Der Rhein wird zum Fahrrad-Korridor
Gezählt wird digital: über Apps und fest installierte Messgeräte. Die Daten landen anschließend im Fahrrad-Dashboard der Stadt Wiesbaden und sollen sichtbar machen, wann Radfahrer unterwegs sind, welche Brücke besonders stark genutzt wird und in welche Richtung der Verkehr fließt.
Die Zahlen sollen helfen, den Radverkehr zwischen den beiden Landeshauptstädten besser zu planen – auch mit Blick auf eine mögliche dauerhafte Radschnellverbindung zwischen Wiesbaden und Mainz.
Wiesbadens Verkehrsdezernent Andreas Kowol sieht darin mehr als reine Statistik. „Die Brücken zwischen Mainz und Wiesbaden sind nicht nur Bauwerke, sondern zentrale Verbindungen für viele Pendlerinnen und Pendler“, erklärt er. Mit dem Projekt werde sichtbar, „welche Rolle der Radverkehr dabei schon heute spielt – und welches Potenzial noch darin steckt“.

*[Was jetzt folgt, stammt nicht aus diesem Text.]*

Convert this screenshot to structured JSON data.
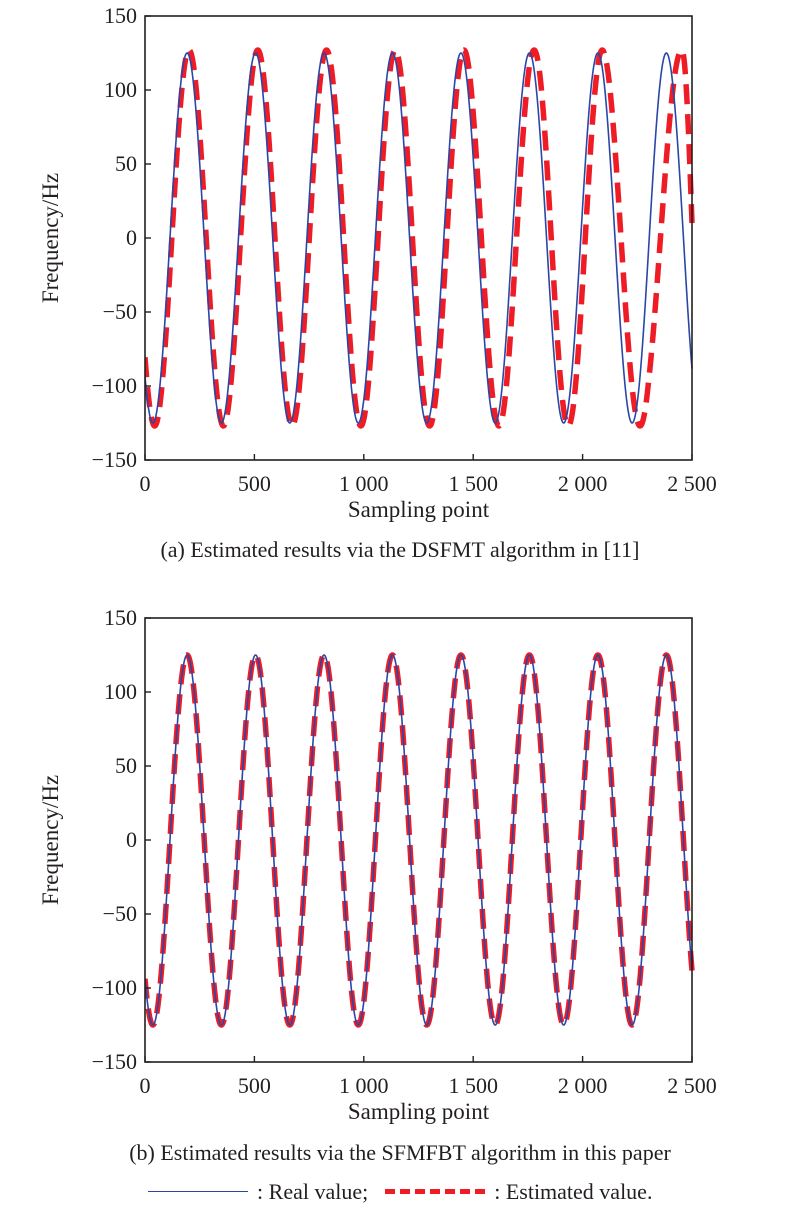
{
  "chart_data": [
    {
      "type": "line",
      "panel": "a",
      "caption": "(a) Estimated results via the DSFMT algorithm in [11]",
      "xlabel": "Sampling point",
      "ylabel": "Frequency/Hz",
      "xlim": [
        0,
        2500
      ],
      "ylim": [
        -150,
        150
      ],
      "xticks": [
        0,
        500,
        1000,
        1500,
        2000,
        2500
      ],
      "xtick_labels": [
        "0",
        "500",
        "1 000",
        "1 500",
        "2 000",
        "2 500"
      ],
      "yticks": [
        150,
        100,
        50,
        0,
        -50,
        -100,
        -150
      ],
      "ytick_labels": [
        "150",
        "100",
        "50",
        "0",
        "−50",
        "−100",
        "−150"
      ],
      "grid": false,
      "series": [
        {
          "name": "Real value",
          "style": "solid",
          "color": "#2a47a8",
          "model": {
            "amplitude": 125,
            "period": 312.9,
            "trough_at": 36
          },
          "peaks_x": [
            192,
            505,
            818,
            1131,
            1444,
            1757,
            2070,
            2383
          ],
          "peak_value": 125,
          "trough_value": -125,
          "start_value": -94,
          "end_value": -90
        },
        {
          "name": "Estimated value",
          "style": "dashed",
          "color": "#ee1c25",
          "model": {
            "amplitude": 127,
            "period": 312.9,
            "trough_at": 36,
            "lag": [
              [
                0,
                8
              ],
              [
                1500,
                14
              ],
              [
                1800,
                22
              ],
              [
                2100,
                20
              ],
              [
                2300,
                40
              ],
              [
                2454,
                71
              ],
              [
                2500,
                43
              ]
            ]
          },
          "peaks_x": [
            205,
            518,
            832,
            1145,
            1460,
            1780,
            2090,
            2454
          ],
          "peak_value": 127,
          "trough_value": -127,
          "start_value": -85,
          "end_value": -11
        }
      ]
    },
    {
      "type": "line",
      "panel": "b",
      "caption": "(b) Estimated results via the SFMFBT algorithm in this paper",
      "xlabel": "Sampling point",
      "ylabel": "Frequency/Hz",
      "xlim": [
        0,
        2500
      ],
      "ylim": [
        -150,
        150
      ],
      "xticks": [
        0,
        500,
        1000,
        1500,
        2000,
        2500
      ],
      "xtick_labels": [
        "0",
        "500",
        "1 000",
        "1 500",
        "2 000",
        "2 500"
      ],
      "yticks": [
        150,
        100,
        50,
        0,
        -50,
        -100,
        -150
      ],
      "ytick_labels": [
        "150",
        "100",
        "50",
        "0",
        "−50",
        "−100",
        "−150"
      ],
      "grid": false,
      "series": [
        {
          "name": "Real value",
          "style": "solid",
          "color": "#2a47a8",
          "model": {
            "amplitude": 125,
            "period": 312.9,
            "trough_at": 36
          },
          "peaks_x": [
            192,
            505,
            818,
            1131,
            1444,
            1757,
            2070,
            2383
          ],
          "peak_value": 125,
          "trough_value": -125,
          "start_value": -94,
          "end_value": -90
        },
        {
          "name": "Estimated value",
          "style": "dashed",
          "color": "#ee1c25",
          "model": {
            "amplitude": 125,
            "period": 312.9,
            "trough_at": 36
          },
          "peaks_x": [
            192,
            505,
            818,
            1131,
            1444,
            1757,
            2070,
            2383
          ],
          "peak_value": 125,
          "trough_value": -125,
          "start_value": -94,
          "end_value": -90
        }
      ]
    }
  ],
  "legend": {
    "position": "bottom-center",
    "real_label": ": Real value;",
    "estimated_label": ": Estimated value.",
    "real_color": "#2a47a8",
    "estimated_color": "#ee1c25"
  }
}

Gerade im Berufsverkehr zeigt sich längst, dass das Fahrrad auf kurzen Distanzen konkurrenzfähig geworden ist. Wer morgens von Kastel nach Mainz fährt oder von der Neustadt Richtung Biebrich pendelt, spart oft Zeit – und Nerven.
Daten statt Bauchgefühl
Im Rathaus setzt man dabei zunehmend auf digitale Verkehrsbeobachtung. Seit einem Jahr bündelt Wiesbaden Daten zur Fahrradnutzung öffentlich im sogenannten Fahrrad-Dashboard. Dort lassen sich Entwicklungen nachvollziehen, Nutzungszahlen vergleichen und Verkehrsströme visualisieren.
Für Smart-City-Dezernentin Maral Koohestanian ist genau das entscheidend. „Für eine Smart City ist dieser offene Umgang mit Daten wichtig“, sagt sie. Die Informationen schafften die Grundlage für bessere Planung und eine engere Zusammenarbeit zwischen Verwaltung und Stadtgesellschaft.
Die Stadt reagiert damit auch auf einen Wandel im Mobilitätsverhalten. Während der Autoverkehr in den Innenstädten zunehmend an Grenzen stößt, wächst die Zahl der Menschen, die kurze und mittlere Strecken mit dem Rad zurücklegen. Besonders zwischen Mainz und Wiesbaden spielt dabei die Rheinquerung eine Schlüsselrolle.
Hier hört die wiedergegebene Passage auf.